'O Brasil não recusará', diz Lula sobre parceria com EUA para combate ao crime organizado

O presidente Luiz Inácio Lula da Silva afirmou que o Brasil está disposto a cooperar com os EUA no enfrentamento ao crime organizado, segundo entrevista concedida ao veículos Brasil247, Revista Fórum e DCM nesta terça-feira (14).
Ele destacou que o país não recusará participar de ações conjuntas, desde que haja compromisso efetivo das autoridades norte-americanas.
Ao comentar a possível classificação de facções como "narco-terroristas", Lula disse que não há risco de intervenção externa e destacou que o enfrentamento é conduzido pelo próprio país.

"Nós temos clareza do que significa o PCC e o Comando Vermelho. Isso está tipificado na legislação brasileira, e nós vamos enfrentar essa gente. Nós aprovamos a Lei Antifacção, que vai nos permitir ter uma atuação muito mais poderosa pra tentar destruir essas organizações. Essa é uma guerra nossa. Essa guerra não é dos EUA".
Lula afirmou que a parceria pode ocorrer no combate ao narcotráfico, contrabando de armas e crime organizado.

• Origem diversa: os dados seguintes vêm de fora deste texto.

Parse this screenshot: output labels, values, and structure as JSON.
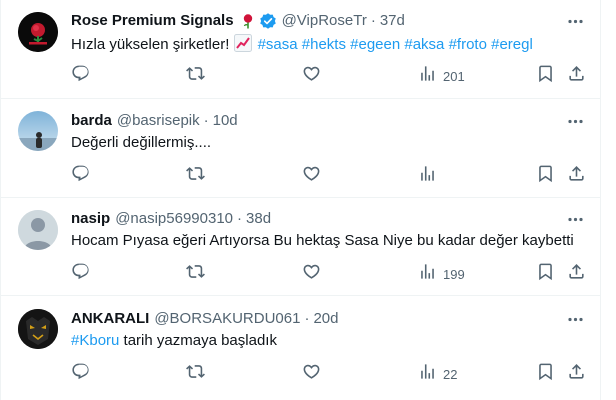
{
  "tweets": [
    {
      "name": "Rose Premium Signals",
      "emoji": "rose-emoji",
      "verified": true,
      "handle": "@VipRoseTr",
      "dot": "·",
      "time": "37d",
      "text_plain": "Hızla yükselen şirketler! ",
      "text_emoji": "chart-increasing-emoji",
      "hashtags": [
        "#sasa",
        "#hekts",
        "#egeen",
        "#aksa",
        "#froto",
        "#eregl"
      ],
      "views": "201"
    },
    {
      "name": "barda",
      "handle": "@basrisepik",
      "dot": "·",
      "time": "10d",
      "text_plain": "Değerli değillermiş....",
      "views": ""
    },
    {
      "name": "nasip",
      "handle": "@nasip56990310",
      "dot": "·",
      "time": "38d",
      "text_plain": "Hocam Pıyasa eğeri Artıyorsa Bu hektaş Sasa Niye bu kadar değer kaybetti",
      "views": "199"
    },
    {
      "name": "ANKARALI",
      "handle": "@BORSAKURDU061",
      "dot": "·",
      "time": "20d",
      "text_tag": "#Kboru",
      "text_plain": " tarih yazmaya başladık",
      "views": "22"
    }
  ],
  "colors": {
    "accent": "#1d9bf0",
    "muted": "#536471",
    "text": "#0f1419",
    "border": "#eff3f4",
    "verified": "#1d9bf0"
  },
  "icons": [
    "reply-icon",
    "retweet-icon",
    "like-icon",
    "views-icon",
    "bookmark-icon",
    "share-icon",
    "more-icon"
  ]
}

"O que nós queremos é fazer parceria com os EUA no combate ao narcotráfico, no combate ao crime organizado e no contrabando de armas. Nós estamos dispostos... até porque parte das armas clandestinas que vêm para o Brasil vem dos EUA. E a Polícia Federal tem isso documentado, porque já fez muitas apreensões."
Ele condicionou a cooperação ao comprometimento dos Estados Unidos.
"Então, na medida em que o presidente Trump queira jogar sério nessa coisa, o Brasil será parceiro. O Brasil não recusará participar, com a nossa Polícia Federal, o nosso Ministério Público e a nossa Receita Federal. Com aquilo que a gente puder, a gente vai participar, porque nós queremos derrotar o crime organizado".